1962, une petite fille en pleurs, 1963, je sors du collège historique de Pézenas (1597) : mystère en dehors des remparts mais, dépassant le repli moyenâgeux du château à l'abri de ses murs, la résidence du domaine de la Grange des Prés, carrément en rase campagne, lui est antérieure. (Comme le prisme des violences actuelles et l'Histoire forcément condensée nous portent à croire que le passé n'était que sang et batailles).
Aude, Languedoc, Tchécoslovaquie, Ariège, Pyrénées, Océan Indien, Lyon, Brésil, ports familiers mais unique maison des humains. Apprendre du passé, refuser la gouvernance cupide suicidaire. Se ressourcer dans l'enfance pour résister, ne pas subir. Passer ? Dire qu'on passe ? Sillage ? Aïeux, culture, accueil, ouverture aux autres, tolérance, respect, héritage à léguer (amour, écoute, cœur, mémoire, histoire, arts...) des mots forts, autant de petites pierres bout à bout qui font humanité.
mercredi 23 avril 2025
DÉTOURS dans les CORBIÈRES pour NOUGARO (fin)
Pézenas Façade du vieux collège Henri IV, avec, au dessus de mon petit bouchon, la plaque honorant Paul Vidal de la Blache
De petites rues étroites donc, avec des petits balcons de faubourg espagnol, dont un échangeant presque avec celui en face... Par une fenêtre ouverte s'échappe « Cécile ma fille ». Nougaro a poussé à jamais ma porte. C'est sous ce balcon que je crois entendre aussi « Je suis sous », mystère encore puisqu'en 1964, à la sortie de la chanson, je ne suis plus à Pézenas. Mais quelle prétention à faire venir ainsi à soi un artiste majeur ! plus encore, si on me pousse, à bien vouloir le partager en dehors de l'Occitanie ! Vanités des vanités et omnia vanitas, quelle stupéfaction d'apprendre que Nougaro s'est trouvé un refuge dans les Corbières, lui qui dit « ... moi qui suis plutôt un nougarat des villes qu'un Nougaro des champs... » et moi, pauvre ver de terre en amour pour les étoiles, qui ose partager ce sentiment pour nos Corbières au motif que plus d'une vingtaine de mes articles cernent ce massif... Toujours cette prétention à se faire valoir par un meilleur que tous, que soi. Pour ce qu'ils valent, ces articles d'une vanité impuissante à me transformer un jour en ne papillon...

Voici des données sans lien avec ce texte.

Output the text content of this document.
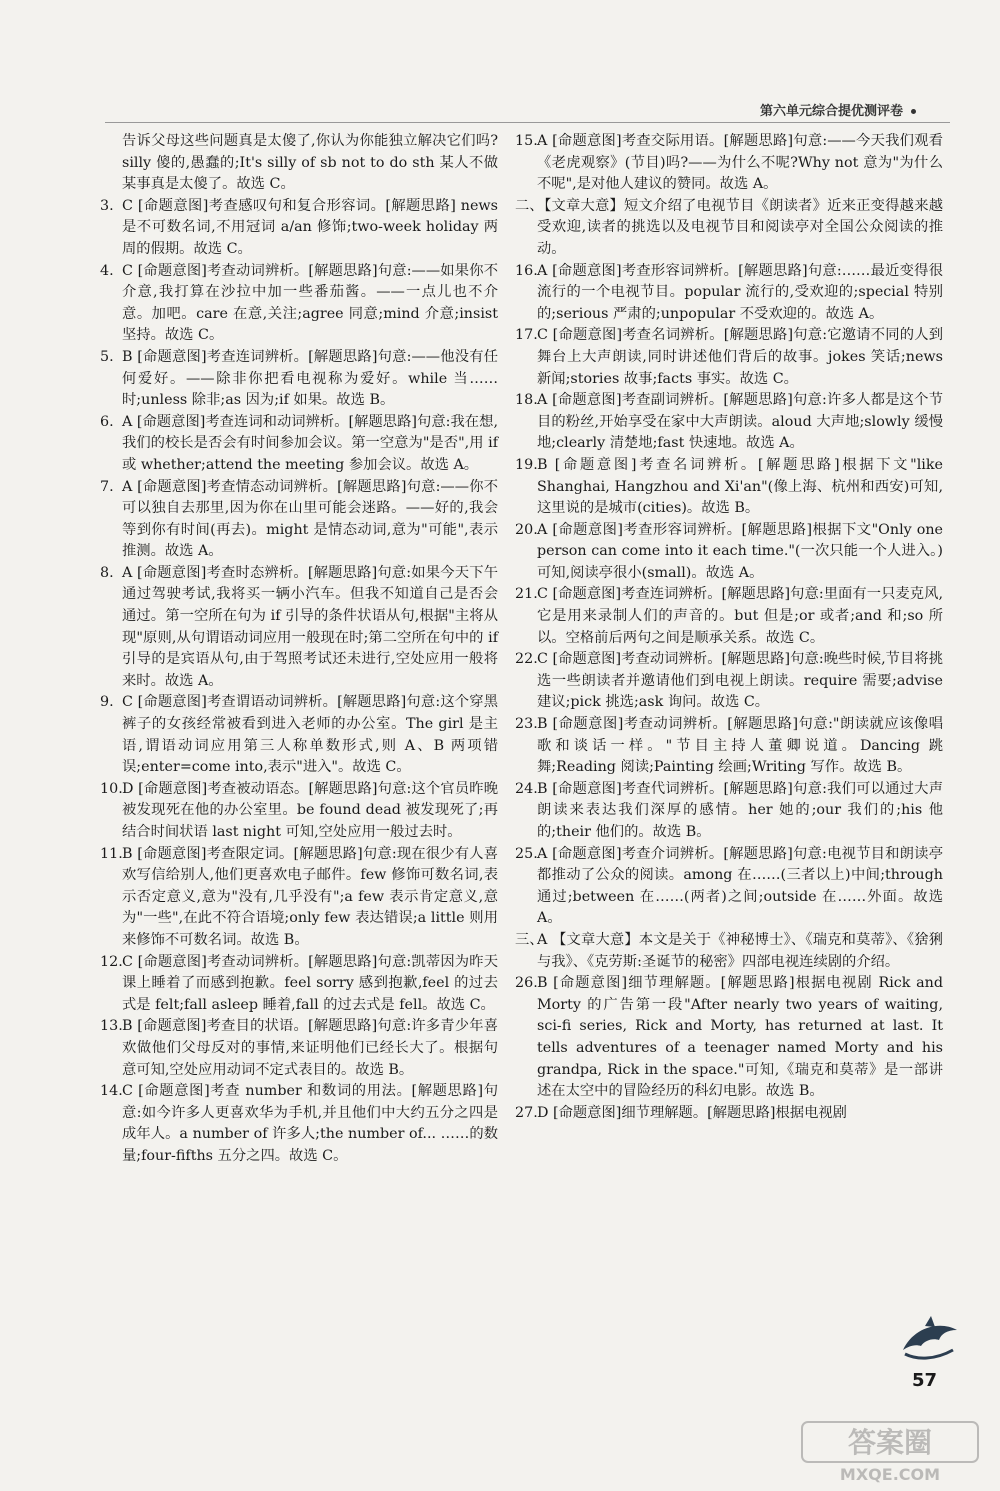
第六单元综合提优测评卷
告诉父母这些问题真是太傻了,你认为你能独立解决它们吗?silly 傻的,愚蠢的;It's silly of sb not to do sth 某人不做某事真是太傻了。故选 C。
3. C [命题意图]考查感叹句和复合形容词。[解题思路] news 是不可数名词,不用冠词 a/an 修饰;two-week holiday 两周的假期。故选 C。
4. C [命题意图]考查动词辨析。[解题思路]句意:——如果你不介意,我打算在沙拉中加一些番茄酱。——一点儿也不介意。加吧。care 在意,关注;agree 同意;mind 介意;insist 坚持。故选 C。
5. B [命题意图]考查连词辨析。[解题思路]句意:——他没有任何爱好。——除非你把看电视称为爱好。while 当……时;unless 除非;as 因为;if 如果。故选 B。
6. A [命题意图]考查连词和动词辨析。[解题思路]句意:我在想,我们的校长是否会有时间参加会议。第一空意为"是否",用 if 或 whether;attend the meeting 参加会议。故选 A。
7. A [命题意图]考查情态动词辨析。[解题思路]句意:——你不可以独自去那里,因为你在山里可能会迷路。——好的,我会等到你有时间(再去)。might 是情态动词,意为"可能",表示推测。故选 A。
8. A [命题意图]考查时态辨析。[解题思路]句意:如果今天下午通过驾驶考试,我将买一辆小汽车。但我不知道自己是否会通过。第一空所在句为 if 引导的条件状语从句,根据"主将从现"原则,从句谓语动词应用一般现在时;第二空所在句中的 if 引导的是宾语从句,由于驾照考试还未进行,空处应用一般将来时。故选 A。
9. C [命题意图]考查谓语动词辨析。[解题思路]句意:这个穿黑裤子的女孩经常被看到进入老师的办公室。The girl 是主语,谓语动词应用第三人称单数形式,则 A、B 两项错误;enter=come into,表示"进入"。故选 C。
10. D [命题意图]考查被动语态。[解题思路]句意:这个官员昨晚被发现死在他的办公室里。be found dead 被发现死了;再结合时间状语 last night 可知,空处应用一般过去时。
11. B [命题意图]考查限定词。[解题思路]句意:现在很少有人喜欢写信给别人,他们更喜欢电子邮件。few 修饰可数名词,表示否定意义,意为"没有,几乎没有";a few 表示肯定意义,意为"一些",在此不符合语境;only few 表达错误;a little 则用来修饰不可数名词。故选 B。
12. C [命题意图]考查动词辨析。[解题思路]句意:凯蒂因为昨天课上睡着了而感到抱歉。feel sorry 感到抱歉,feel 的过去式是 felt;fall asleep 睡着,fall 的过去式是 fell。故选 C。
13. B [命题意图]考查目的状语。[解题思路]句意:许多青少年喜欢做他们父母反对的事情,来证明他们已经长大了。根据句意可知,空处应用动词不定式表目的。故选 B。
14. C [命题意图]考查 number 和数词的用法。[解题思路]句意:如今许多人更喜欢华为手机,并且他们中大约五分之四是成年人。a number of 许多人;the number of... ……的数量;four-fifths 五分之四。故选 C。
15. A [命题意图]考查交际用语。[解题思路]句意:——今天我们观看《老虎观察》(节目)吗?——为什么不呢?Why not 意为"为什么不呢",是对他人建议的赞同。故选 A。
二、
【文章大意】短文介绍了电视节目《朗读者》近来正变得越来越受欢迎,读者的挑选以及电视节目和阅读亭对全国公众阅读的推动。
16. A [命题意图]考查形容词辨析。[解题思路]句意:……最近变得很流行的一个电视节目。popular 流行的,受欢迎的;special 特别的;serious 严肃的;unpopular 不受欢迎的。故选 A。
17. C [命题意图]考查名词辨析。[解题思路]句意:它邀请不同的人到舞台上大声朗读,同时讲述他们背后的故事。jokes 笑话;news 新闻;stories 故事;facts 事实。故选 C。
18. A [命题意图]考查副词辨析。[解题思路]句意:许多人都是这个节目的粉丝,开始享受在家中大声朗读。aloud 大声地;slowly 缓慢地;clearly 清楚地;fast 快速地。故选 A。
19. B [命题意图]考查名词辨析。[解题思路]根据下文"like Shanghai, Hangzhou and Xi'an"(像上海、杭州和西安)可知,这里说的是城市(cities)。故选 B。
20. A [命题意图]考查形容词辨析。[解题思路]根据下文"Only one person can come into it each time."(一次只能一个人进入。)可知,阅读亭很小(small)。故选 A。
21. C [命题意图]考查连词辨析。[解题思路]句意:里面有一只麦克风,它是用来录制人们的声音的。but 但是;or 或者;and 和;so 所以。空格前后两句之间是顺承关系。故选 C。
22. C [命题意图]考查动词辨析。[解题思路]句意:晚些时候,节目将挑选一些朗读者并邀请他们到电视上朗读。require 需要;advise 建议;pick 挑选;ask 询问。故选 C。
23. B [命题意图]考查动词辨析。[解题思路]句意:"朗读就应该像唱歌和谈话一样。"节目主持人董卿说道。Dancing 跳舞;Reading 阅读;Painting 绘画;Writing 写作。故选 B。
24. B [命题意图]考查代词辨析。[解题思路]句意:我们可以通过大声朗读来表达我们深厚的感情。her 她的;our 我们的;his 他的;their 他们的。故选 B。
25. A [命题意图]考查介词辨析。[解题思路]句意:电视节目和朗读亭都推动了公众的阅读。among 在……(三者以上)中间;through 通过;between 在……(两者)之间;outside 在……外面。故选 A。
三、
A 【文章大意】本文是关于《神秘博士》、《瑞克和莫蒂》、《猞猁与我》、《克劳斯:圣诞节的秘密》四部电视连续剧的介绍。
26. B [命题意图]细节理解题。[解题思路]根据电视剧 Rick and Morty 的广告第一段"After nearly two years of waiting, sci-fi series, Rick and Morty, has returned at last. It tells adventures of a teenager named Morty and his grandpa, Rick in the space."可知,《瑞克和莫蒂》是一部讲述在太空中的冒险经历的科幻电影。故选 B。
27. D [命题意图]细节理解题。[解题思路]根据电视剧
57
答案圈
MXQE.COM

Nougaro (1929-2004), Claude de son prénom (avec “ Aude ” dedans, pas moyen de se guérir de l'impudence), a aussi su faire rimer rivière et Corbières, ces “ hautes ” terres souffrant avant tout du manque d'eau, d'un trop peu de pluies. Sacré Nougaro, “ Clode ”, qui, des Rimes au Verdouble, en passant par Cécile et Marie-Christine, me fait passer par tous mes états. Bien sûr il y a l'hymne « Ô moun pais, ô Toulouse », la Garonne à qui il a offert sa rivière du massif audois.
« Rivière », un bien grand mot pour un ruisseau souvent à sec (2). Enfin, la poésie ne se discute pas... adhérer sinon passer son chemin... faut choisir, pas de juste milieu !
C'était un live, rive gauche, un concert port de la Viguerie, le 21 juillet 1998. Il a introduit sa chanson en évoquant les Corbières ; bien que prématuré, un Cers nocturne soulève les longs cheveux de son musicien aux claviers (3) alors que le poète poursuit avec « Beaucoup de vent » : un réconfort pour l'humain saturé de ville et qui peut enfin s'attarder sur la lune, les étoiles, la garrigue, le rocher, la vigne, les clochers avec, tant pis, la comparaison aux églises mexicaines, bien que surréaliste.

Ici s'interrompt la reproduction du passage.